Ask these three questions to determine your documents function:

  1. How long do you have to present?
    Knowing the amount of time to present is arguably the most crucial piece of information you can have before starting out. A two-hour workshop or lecture will be drastically different than a five-minute overview of a topic. Conversely, you may not have any time to present at all and instead your document will be e-mailed to a team or group. Which leads into the next question…
  2. Is it more likely the document will be a stand-alone or will it be presented with a voice over every time?
    Without a voice over and a presenter to “add light” to different topics and ideas within the presentation, subtext and additional useful information can often be lost. If a document is to be presented only, then it’s usually okay to leave out some details and stick to a few bullet points. But, if the document is to be sent around and read as a stand-alone instead of being presented, you might want to include full sentences and larger appendix with more background.
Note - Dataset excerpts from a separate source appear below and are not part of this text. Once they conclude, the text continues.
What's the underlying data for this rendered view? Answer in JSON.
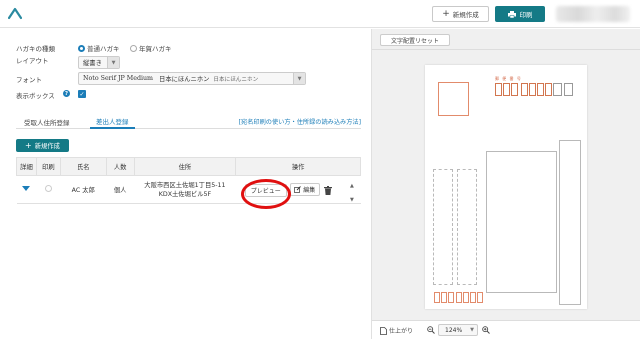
{
  "header": {
    "new_button_label": "新規作成",
    "print_button_label": "印刷"
  },
  "form": {
    "type_label": "ハガキの種類",
    "type_options": [
      "普通ハガキ",
      "年賀ハガキ"
    ],
    "type_selected": "普通ハガキ",
    "layout_label": "レイアウト",
    "layout_value": "縦書き",
    "font_label": "フォント",
    "font_value": "Noto Serif JP Medium",
    "font_sample_1": "日本にほんニホン",
    "font_sample_2": "日本にほんニホン",
    "show_box_label": "表示ボックス",
    "show_box_checked": true
  },
  "tabs": {
    "items": [
      "受取人住所登録",
      "差出人登録"
    ],
    "active": "差出人登録",
    "help_link": "[宛名印刷の使い方・住所録の読み込み方法]"
  },
  "create_button_label": "新規作成",
  "table": {
    "headers": [
      "詳細",
      "印刷",
      "氏名",
      "人数",
      "住所",
      "操作"
    ],
    "rows": [
      {
        "name": "AC 太郎",
        "count": "個人",
        "address_line1": "大阪市西区土佐堀1丁目5-11",
        "address_line2": "KDX土佐堀ビル5F",
        "preview_label": "プレビュー",
        "edit_label": "編集"
      }
    ]
  },
  "preview": {
    "reset_button_label": "文字配置リセット",
    "card_zip_label": "郵 便 番 号",
    "finish_label": "仕上がり",
    "zoom_value": "124%"
  },
  "colors": {
    "accent": "#147a86",
    "link": "#1b7db8",
    "annotation": "#e01010"
  }
}
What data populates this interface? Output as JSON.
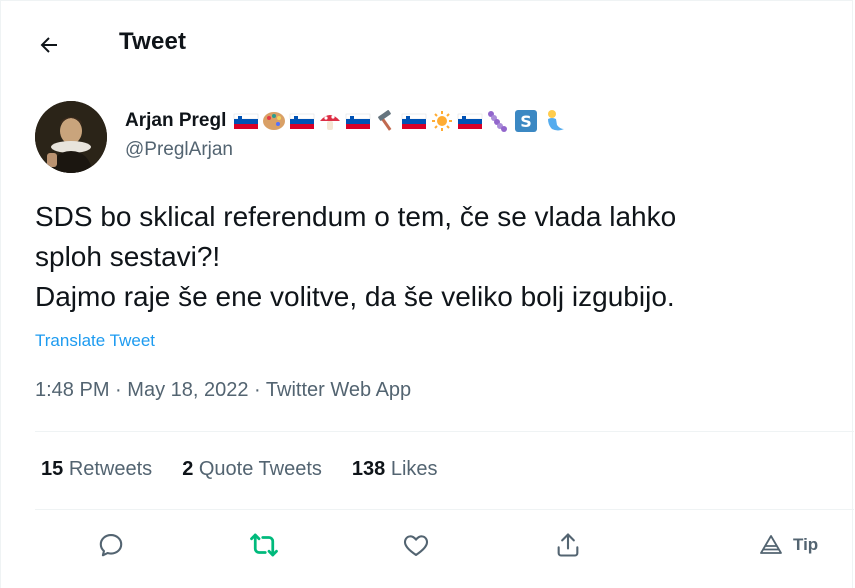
{
  "header": {
    "title": "Tweet"
  },
  "author": {
    "display_name": "Arjan Pregl",
    "name_emojis": [
      "slovenia-flag",
      "artist-palette",
      "slovenia-flag",
      "mushroom",
      "slovenia-flag",
      "hammer",
      "slovenia-flag",
      "sun",
      "slovenia-flag",
      "caterpillar",
      "s-block",
      "merperson"
    ],
    "handle": "@PreglArjan"
  },
  "tweet": {
    "lines": [
      "SDS bo sklical referendum o tem, če se vlada lahko",
      "sploh sestavi?!",
      "Dajmo raje še ene volitve, da še veliko bolj izgubijo."
    ],
    "translate_label": "Translate Tweet",
    "time": "1:48 PM",
    "date": "May 18, 2022",
    "source": "Twitter Web App",
    "separator": "·"
  },
  "stats": {
    "retweets": {
      "count": "15",
      "label": "Retweets"
    },
    "quotes": {
      "count": "2",
      "label": "Quote Tweets"
    },
    "likes": {
      "count": "138",
      "label": "Likes"
    }
  },
  "actions": {
    "tip_label": "Tip"
  },
  "colors": {
    "accent": "#1d9bf0",
    "retweet_green": "#00ba7c",
    "muted": "#536471",
    "divider": "#eff3f4"
  }
}
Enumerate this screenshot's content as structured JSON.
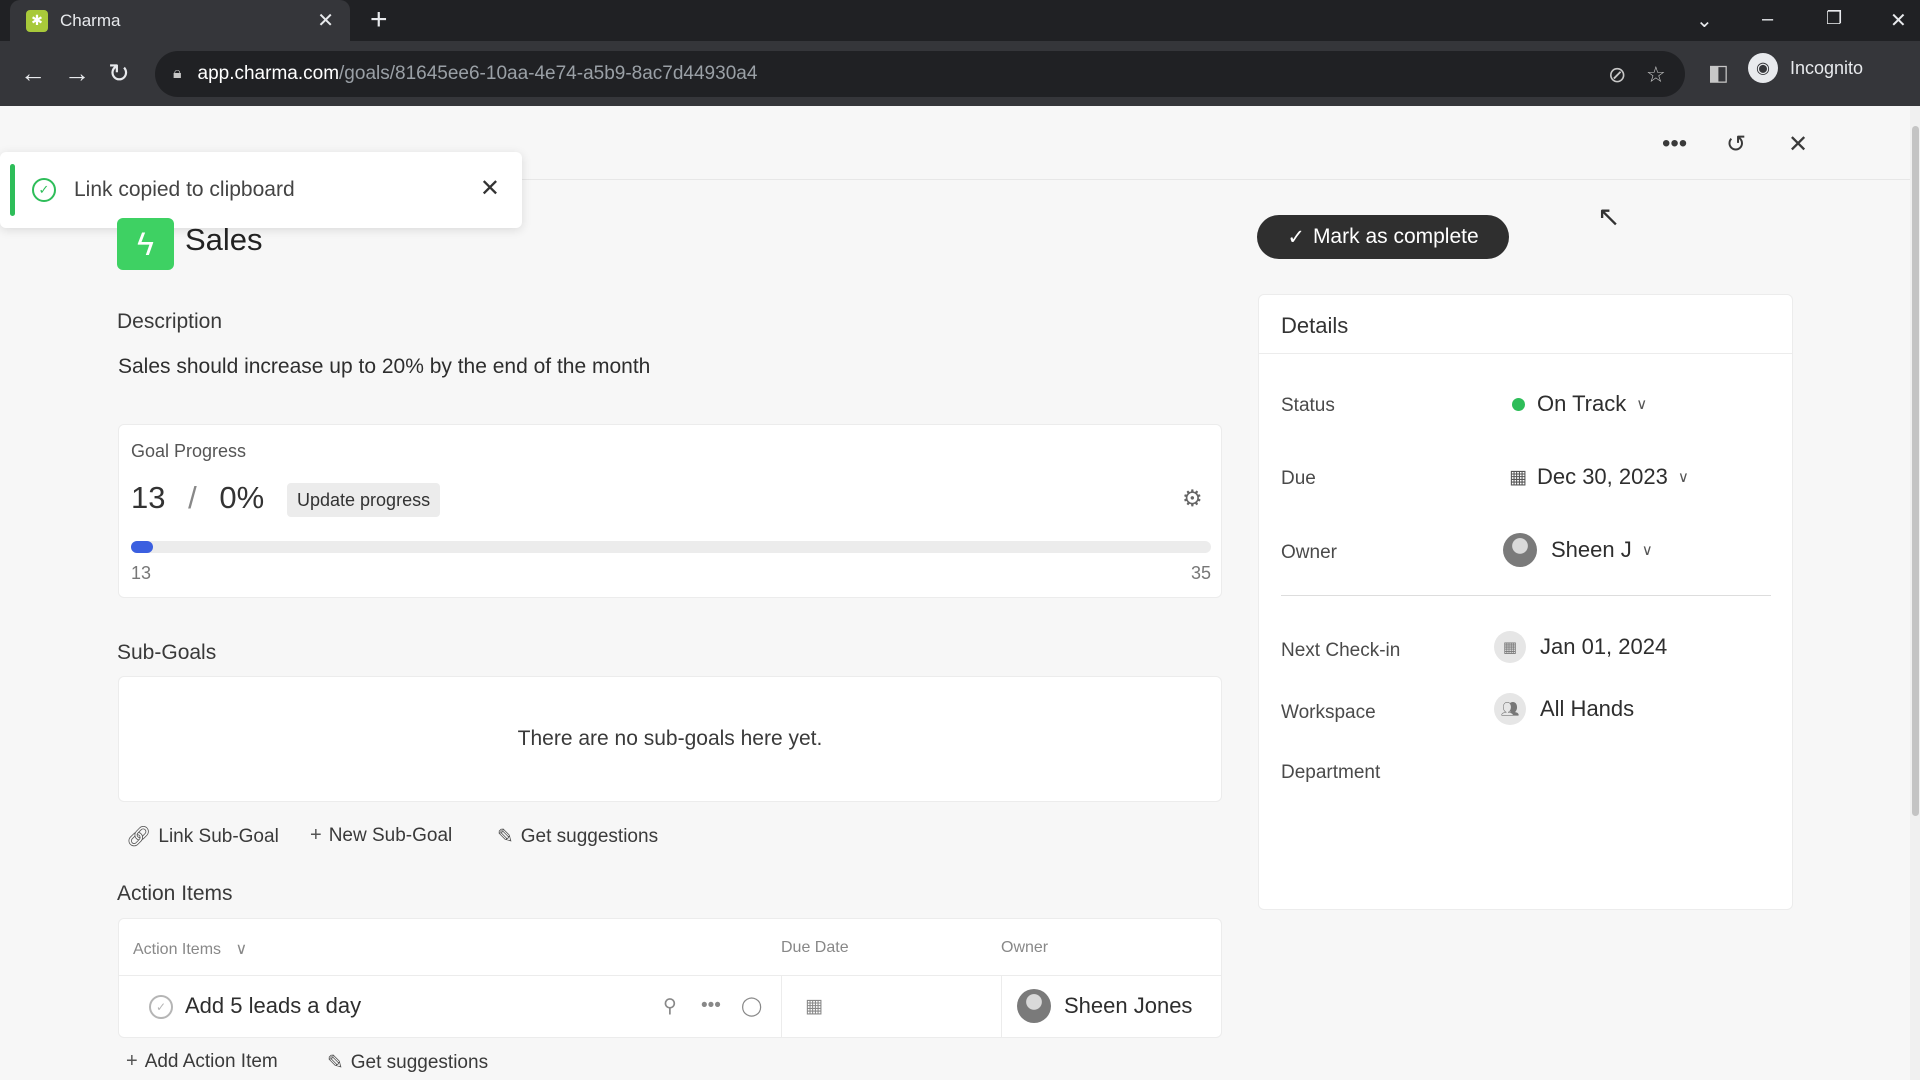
{
  "browser": {
    "tab_title": "Charma",
    "url_host": "app.charma.com",
    "url_path": "/goals/81645ee6-10aa-4e74-a5b9-8ac7d44930a4",
    "profile_label": "Incognito"
  },
  "toast": {
    "message": "Link copied to clipboard"
  },
  "goal": {
    "title": "Sales",
    "icon": "lightning-icon",
    "description_label": "Description",
    "description": "Sales should increase up to 20% by the end of the month"
  },
  "progress": {
    "title": "Goal Progress",
    "current": "13",
    "separator": "/",
    "percent": "0%",
    "update_label": "Update progress",
    "min_label": "13",
    "max_label": "35",
    "fill_fraction": 0.0
  },
  "subgoals": {
    "heading": "Sub-Goals",
    "empty_message": "There are no sub-goals here yet.",
    "actions": {
      "link": "Link Sub-Goal",
      "new": "New Sub-Goal",
      "suggest": "Get suggestions"
    }
  },
  "action_items": {
    "heading": "Action Items",
    "columns": {
      "name": "Action Items",
      "due": "Due Date",
      "owner": "Owner"
    },
    "rows": [
      {
        "name": "Add 5 leads a day",
        "owner": "Sheen Jones"
      }
    ],
    "add_label": "Add Action Item",
    "suggest_label": "Get suggestions"
  },
  "mark_complete_label": "Mark as complete",
  "details": {
    "title": "Details",
    "status_label": "Status",
    "status_value": "On Track",
    "status_color": "#2ebd59",
    "due_label": "Due",
    "due_value": "Dec 30, 2023",
    "owner_label": "Owner",
    "owner_value": "Sheen J",
    "checkin_label": "Next Check-in",
    "checkin_value": "Jan 01, 2024",
    "workspace_label": "Workspace",
    "workspace_value": "All Hands",
    "department_label": "Department"
  },
  "colors": {
    "accent_green": "#3ed163",
    "progress_blue": "#3b5fe0",
    "dark_button": "#2f2f2f"
  }
}
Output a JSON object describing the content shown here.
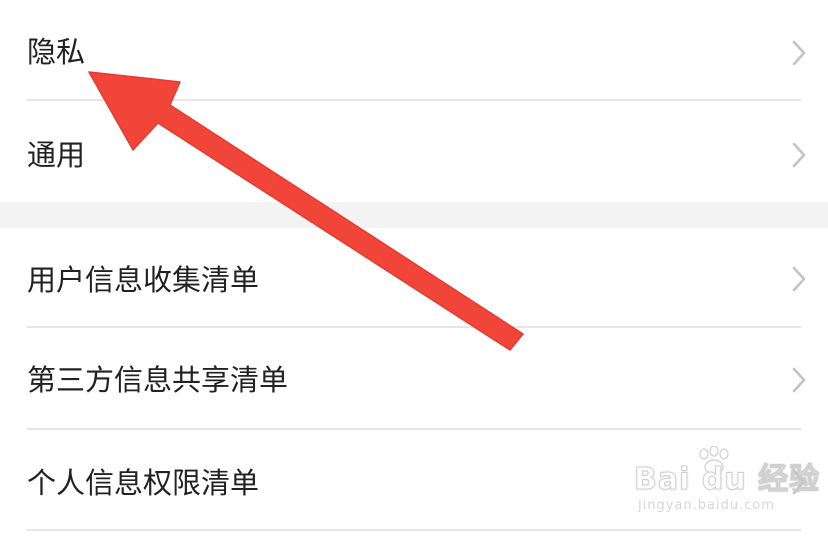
{
  "settings": {
    "section_1": [
      {
        "label": "隐私"
      },
      {
        "label": "通用"
      }
    ],
    "section_2": [
      {
        "label": "用户信息收集清单"
      },
      {
        "label": "第三方信息共享清单"
      },
      {
        "label": "个人信息权限清单"
      }
    ]
  },
  "watermark": {
    "brand": "Bai du 经验",
    "url": "jingyan.baidu.com"
  },
  "colors": {
    "arrow": "#f2453a",
    "text": "#222222",
    "chevron": "#c4c4c4",
    "divider": "#e6e6e6",
    "section_gap": "#f3f3f3"
  },
  "icons": {
    "row_disclosure": "chevron-right-icon",
    "annotation": "red-arrow-icon",
    "watermark_logo": "paw-icon"
  }
}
Speaking of additional background…
  3. How familiar is your audience with your subject matter?
    If your audience has no clue what you’re going to be talking about (for instance, if you’re going to teach a group of Ornithologists about why dark energy is important) you’ll need to include sufficient amount of background. Now, this background information can be brief or detailed depending on how long you have, but either way it’s highly important. Setting the stage and establishing the right context of what you’ll be talking about is paramount to people following along, caring about what you’re talking about and remembering it later on.

After you’ve got those questions answered you should be well on your way to knowing what type of document you’ll need to create. Here’s a short guide on when to use which types of document:

When to PowerPoint:

  • The document will be presented more often than it will be read as a stand-alone
  • The document covers only a few subjects to varying depths
  • There is a set time where you can present the material to a group or individual

When NOT to PowerPoint (and instead consider creating a Word doc):

  • The document will be read as a stand-alone more often than it will be presented, requiring full sentences and paragraphs
  • The document covers a multitude of subjects in detailed manner
  • There is no set time to present, or you are unable to schedule a time but need the information to be distributed sooner rather than later

Lastly, a huge pro-tip for people who have a lot to say about a given topic is to not forget about the highly useful leave behind. The leave behind is a document that you literally leave behind after you present. It’s a doc that covers any additional information that was not absolutely essential for the presentation. This could be slides in an appendix, a one-sheeter or a Word doc with all necessary background info.